Jonathan Rea (Kawasaki ZX-10RR) hier im Bild vor Toprak Razgaglioglu (Pata Yamaha R1) überstrahlte auf dem Autodromo do Algarve alles. Drei Siege in 3 Rennen – mehr geht nicht (© Kawasaki Racing Team).

Die überragende Vorstellung des Weltmeisters

Wie im Vorjahr konnte Ducati auf dem Autodromo do Algarve nicht ausreichend vom PS- und Speed-Vorteil der radikalen MotoGP Replica Panigale V4R profitieren. Im letzten Winter wurde wie so oft in der Vergangenheit auf dieser Strecke bereits getestet. Dadurch hatte Bautista-Nachfolger Redding sogar Gelegenheit, die schwierige und für ihn neue Strecke ausgiebig kennenzulernen. Doch trotz PS-Überlegenheit und der Daten vom Vorjahressieger aus Lauf 2 war „Scotty“ chancenlos im Kampf zur Verteidigung seiner WM-Führung. Redding hatte sogar im 1. Rennen und dem Superpole Race Probleme und belegte lediglich die Ränge 7 und 5, bevor es ihm im 2. Lauf am Sonntag für Platz 2 reichte. Auch ein entfesselt fahrender Toprak Razgatlioglu konnte dem 5-fachen Weltmeister nicht folgen und musste sich in den ersten beiden Rennen mit P2 begnügen. Als er es am Sonntagnachmittag mit der Brechstange probierte, fabrizierte der Türke gar den ersten Sturz der Saison.

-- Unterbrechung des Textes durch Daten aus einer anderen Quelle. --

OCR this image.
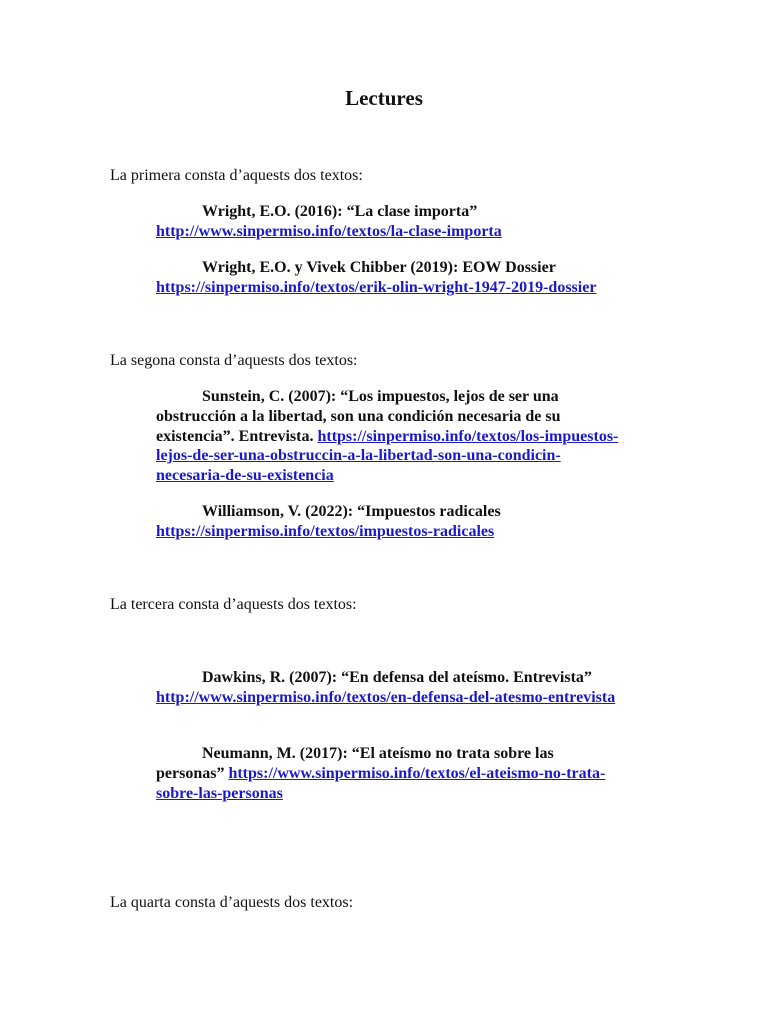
Lectures
La primera consta d’aquests dos textos:
Wright, E.O. (2016): “La clase importa”
http://www.sinpermiso.info/textos/la-clase-importa
Wright, E.O. y Vivek Chibber (2019): EOW Dossier
https://sinpermiso.info/textos/erik-olin-wright-1947-2019-dossier
La segona consta d’aquests dos textos:
Sunstein, C. (2007): “Los impuestos, lejos de ser una obstrucción a la libertad, son una condición necesaria de su existencia”. Entrevista. https://sinpermiso.info/textos/los-impuestos-lejos-de-ser-una-obstruccin-a-la-libertad-son-una-condicin-necesaria-de-su-existencia
Williamson, V. (2022): “Impuestos radicales
https://sinpermiso.info/textos/impuestos-radicales
La tercera consta d’aquests dos textos:
Dawkins, R. (2007): “En defensa del ateísmo. Entrevista”
http://www.sinpermiso.info/textos/en-defensa-del-atesmo-entrevista
Neumann, M. (2017): “El ateísmo no trata sobre las personas” https://www.sinpermiso.info/textos/el-ateismo-no-trata-sobre-las-personas
La quarta consta d’aquests dos textos:
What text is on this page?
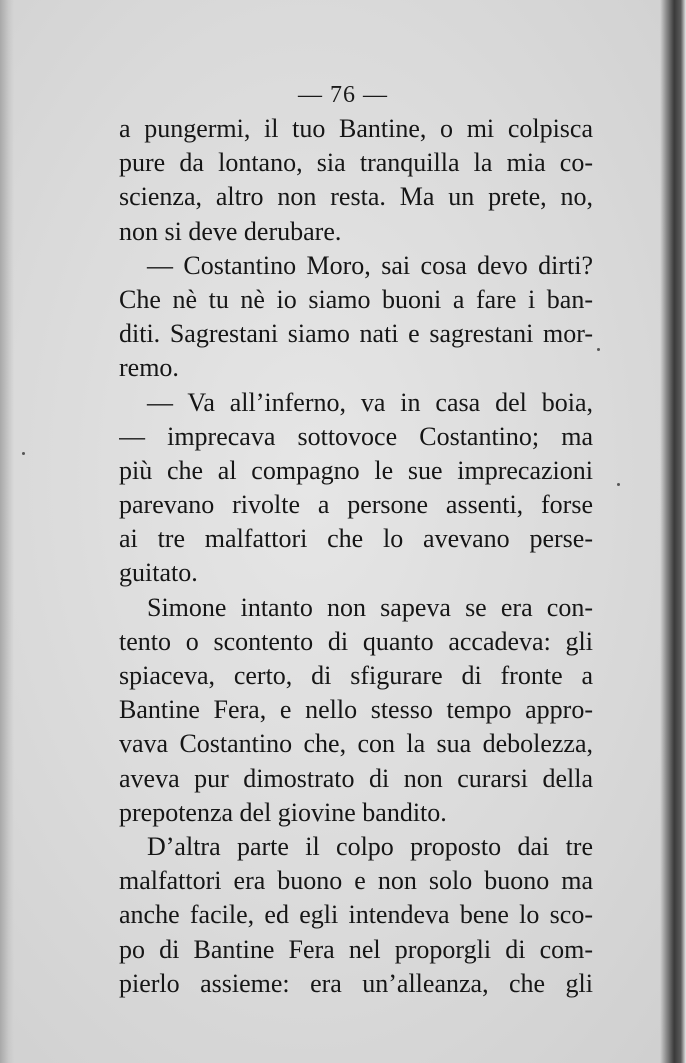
— 76 —
a pungermi, il tuo Bantine, o mi colpisca
pure da lontano, sia tranquilla la mia co-
scienza, altro non resta. Ma un prete, no,
non si deve derubare.
— Costantino Moro, sai cosa devo dirti?
Che nè tu nè io siamo buoni a fare i ban-
diti. Sagrestani siamo nati e sagrestani mor-
remo.
— Va all’inferno, va in casa del boia,
— imprecava sottovoce Costantino; ma
più che al compagno le sue imprecazioni
parevano rivolte a persone assenti, forse
ai tre malfattori che lo avevano perse-
guitato.
Simone intanto non sapeva se era con-
tento o scontento di quanto accadeva: gli
spiaceva, certo, di sfigurare di fronte a
Bantine Fera, e nello stesso tempo appro-
vava Costantino che, con la sua debolezza,
aveva pur dimostrato di non curarsi della
prepotenza del giovine bandito.
D’altra parte il colpo proposto dai tre
malfattori era buono e non solo buono ma
anche facile, ed egli intendeva bene lo sco-
po di Bantine Fera nel proporgli di com-
pierlo assieme: era un’alleanza, che gli
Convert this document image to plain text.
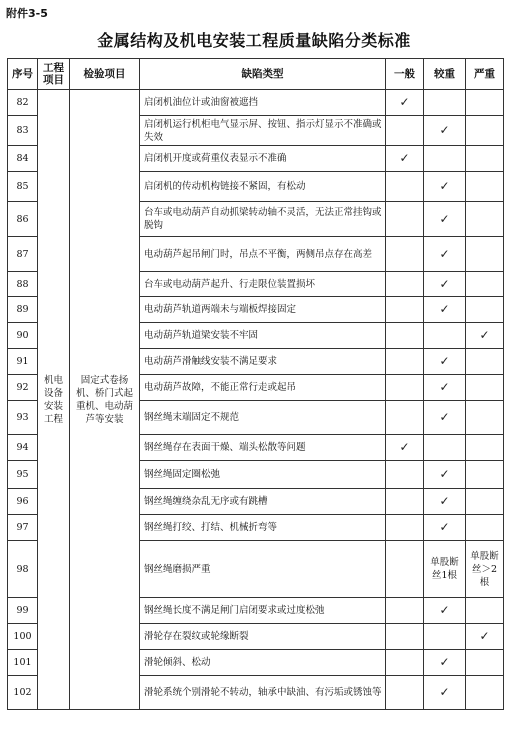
附件3-5
金属结构及机电安装工程质量缺陷分类标准
序号	工程项目	检验项目	缺陷类型	一般	较重	严重
82	机电设备安装工程	固定式卷扬机、桥门式起重机、电动葫芦等安装	启闭机油位计或油窗被遮挡	✓		
83			启闭机运行机柜电气显示屏、按钮、指示灯显示不准确或失效		✓	
84			启闭机开度或荷重仪表显示不准确	✓		
85			启闭机的传动机构链接不紧固，有松动		✓	
86			台车或电动葫芦自动抓梁转动轴不灵活，无法正常挂钩或脱钩		✓	
87			电动葫芦起吊闸门时，吊点不平衡，两侧吊点存在高差		✓	
88			台车或电动葫芦起升、行走限位装置损坏		✓	
89			电动葫芦轨道两端未与端板焊接固定		✓	
90			电动葫芦轨道梁安装不牢固			✓
91			电动葫芦滑触线安装不满足要求		✓	
92			电动葫芦故障，不能正常行走或起吊		✓	
93			钢丝绳末端固定不规范		✓	
94			钢丝绳存在表面干燥、端头松散等问题	✓		
95			钢丝绳固定圈松弛		✓	
96			钢丝绳缠绕杂乱无序或有跳槽		✓	
97			钢丝绳打绞、打结、机械折弯等		✓	
98			钢丝绳磨损严重		单股断丝1根	单股断丝＞2根
99			钢丝绳长度不满足闸门启闭要求或过度松弛		✓	
100			滑轮存在裂纹或轮缘断裂			✓
101			滑轮倾斜、松动		✓	
102			滑轮系统个别滑轮不转动，轴承中缺油、有污垢或锈蚀等		✓	
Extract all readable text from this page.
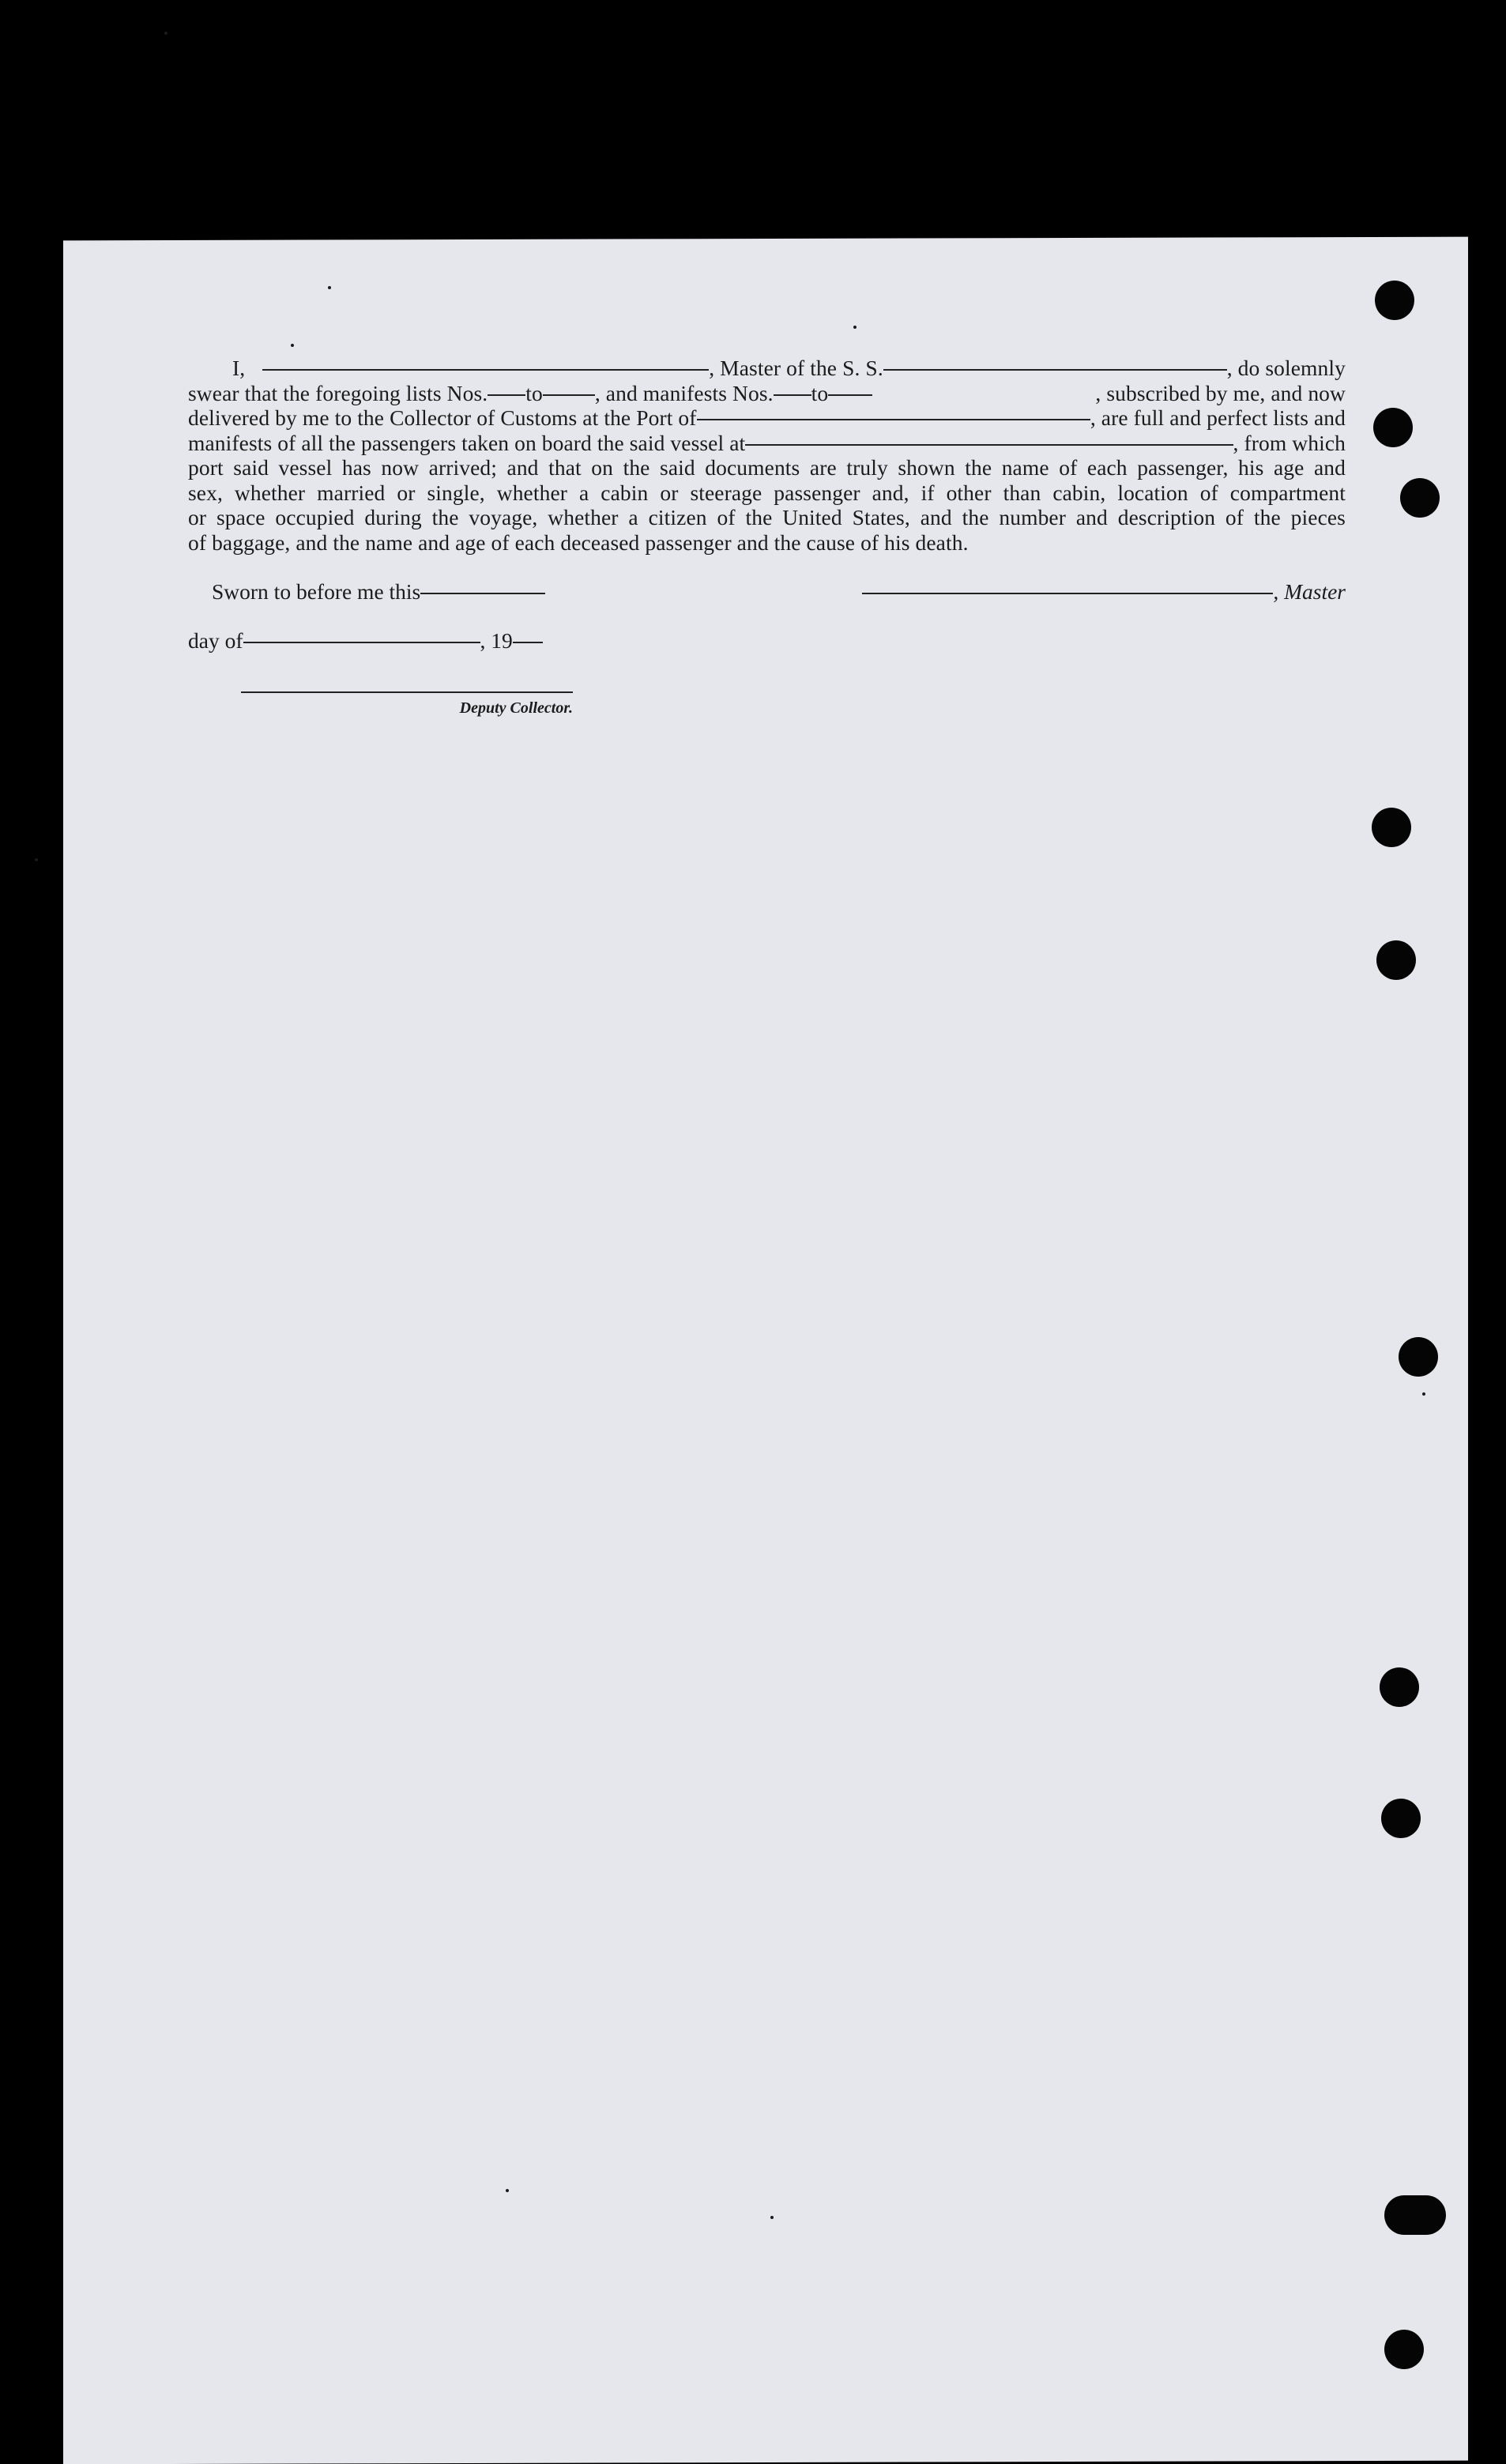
I,	, Master of the S. S.	, do solemnly
swear that the foregoing lists Nos. to , and manifests Nos. to	, subscribed by me, and now
delivered by me to the Collector of Customs at the Port of	, are full and perfect lists and
manifests of all the passengers taken on board the said vessel at	, from which
port said vessel has now arrived; and that on the said documents are truly shown the name of each passenger, his age and
sex, whether married or single, whether a cabin or steerage passenger and, if other than cabin, location of compartment
or space occupied during the voyage, whether a citizen of the United States, and the number and description of the pieces
of baggage, and the name and age of each deceased passenger and the cause of his death.
Sworn to before me this	, Master
day of	, 19
Deputy Collector.
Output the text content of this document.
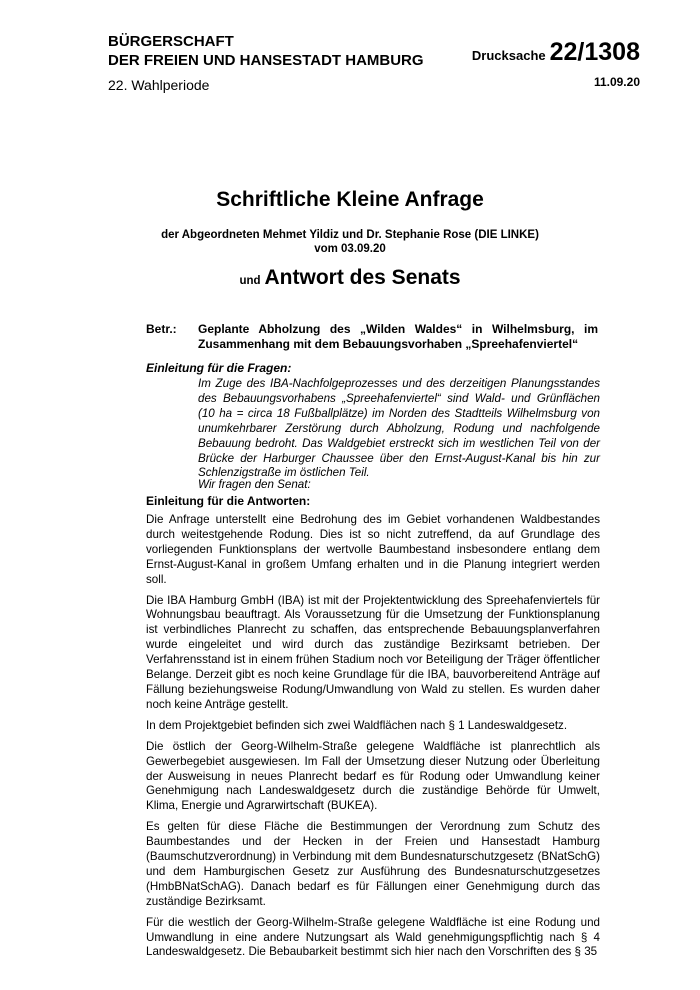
BÜRGERSCHAFT
DER FREIEN UND HANSESTADT HAMBURG
22. Wahlperiode
Drucksache 22/1308
11.09.20
Schriftliche Kleine Anfrage
der Abgeordneten Mehmet Yildiz und Dr. Stephanie Rose (DIE LINKE)
vom 03.09.20
und Antwort des Senats
Betr.: Geplante Abholzung des „Wilden Waldes“ in Wilhelmsburg, im Zusammenhang mit dem Bebauungsvorhaben „Spreehafenviertel“
Einleitung für die Fragen:
Im Zuge des IBA-Nachfolgeprozesses und des derzeitigen Planungsstandes des Bebauungsvorhabens „Spreehafenviertel“ sind Wald- und Grünflächen (10 ha = circa 18 Fußballplätze) im Norden des Stadtteils Wilhelmsburg von unumkehrbarer Zerstörung durch Abholzung, Rodung und nachfolgende Bebauung bedroht. Das Waldgebiet erstreckt sich im westlichen Teil von der Brücke der Harburger Chaussee über den Ernst-August-Kanal bis hin zur Schlenzigstraße im östlichen Teil.
Wir fragen den Senat:
Einleitung für die Antworten:

Die Anfrage unterstellt eine Bedrohung des im Gebiet vorhandenen Waldbestandes durch weitestgehende Rodung. Dies ist so nicht zutreffend, da auf Grundlage des vorliegenden Funktionsplans der wertvolle Baumbestand insbesondere entlang dem Ernst-August-Kanal in großem Umfang erhalten und in die Planung integriert werden soll.

Die IBA Hamburg GmbH (IBA) ist mit der Projektentwicklung des Spreehafenviertels für Wohnungsbau beauftragt. Als Voraussetzung für die Umsetzung der Funktionsplanung ist verbindliches Planrecht zu schaffen, das entsprechende Bebauungsplanverfahren wurde eingeleitet und wird durch das zuständige Bezirksamt betrieben. Der Verfahrensstand ist in einem frühen Stadium noch vor Beteiligung der Träger öffentlicher Belange. Derzeit gibt es noch keine Grundlage für die IBA, bauvorbereitend Anträge auf Fällung beziehungsweise Rodung/Umwandlung von Wald zu stellen. Es wurden daher noch keine Anträge gestellt.

In dem Projektgebiet befinden sich zwei Waldflächen nach § 1 Landeswaldgesetz.

Die östlich der Georg-Wilhelm-Straße gelegene Waldfläche ist planrechtlich als Gewerbegebiet ausgewiesen. Im Fall der Umsetzung dieser Nutzung oder Überleitung der Ausweisung in neues Planrecht bedarf es für Rodung oder Umwandlung keiner Genehmigung nach Landeswaldgesetz durch die zuständige Behörde für Umwelt, Klima, Energie und Agrarwirtschaft (BUKEA).

Es gelten für diese Fläche die Bestimmungen der Verordnung zum Schutz des Baumbestandes und der Hecken in der Freien und Hansestadt Hamburg (Baumschutzverordnung) in Verbindung mit dem Bundesnaturschutzgesetz (BNatSchG) und dem Hamburgischen Gesetz zur Ausführung des Bundesnaturschutzgesetzes (HmbBNatSchAG). Danach bedarf es für Fällungen einer Genehmigung durch das zuständige Bezirksamt.

Für die westlich der Georg-Wilhelm-Straße gelegene Waldfläche ist eine Rodung und Umwandlung in eine andere Nutzungsart als Wald genehmigungspflichtig nach § 4 Landeswaldgesetz. Die Bebaubarkeit bestimmt sich hier nach den Vorschriften des § 35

Toprak Razgatlioglu (Pata Yamaha R1) bei seinem Crash im 2. Rennen in Portimão. Nach 2 Ausfällen mit technischen Problemen in Australien und Jerez nun der erste selbstverschuldete. Der Rückstand auf WM-Leader Rea wuchs damit auf 33 Punkte an (© WorldSBK).

Der Rückfall des ehemaligen WM-Leaders und die angebliche Kawasaki-Krise

Alex Lowes wurde als Teamkollege des amtierenden Weltmeisters von einigen voreiligen Journalisten nach seiner WM-Führung in Phillip Island bereits als neue Bedrohung für Jonathan Rea aus dem eigenen Team gefeiert. Doch bereits nach der zweiten Runde in Jerez beruhigten sich die Gemüter der Sensationshungrigsten wieder deutlich. Im Gegenteil meldeten nun plötzlich viele Unverbesserlichen eine Krise bei Kawasaki herbei. Ein sechster Platz von Jonathan Rea hatte nach einem 2. Rang und seinem Sieg im Superpole Race bereits dafür gereicht. Begleitet von eher mageren 21 Punkten seines Teamkollegen, der allerdings im Vorjahr an selber Stätte nur 2 Punkte zu erzielen vermochte. Von einer Kawasaki Krise war jedenfalls in Portugal beileibe nichts zu spüren. Hingegen fiel nach zwei vierten Plätzen in den ersten beiden Rennen im 2. Lauf Alex Lowes wieder in sein altes Muster zurück. Der seit Jahren als Crash-Pilot verschriene Engländer beendete seine Hoffnungen prompt wieder einmal im Kiesbett.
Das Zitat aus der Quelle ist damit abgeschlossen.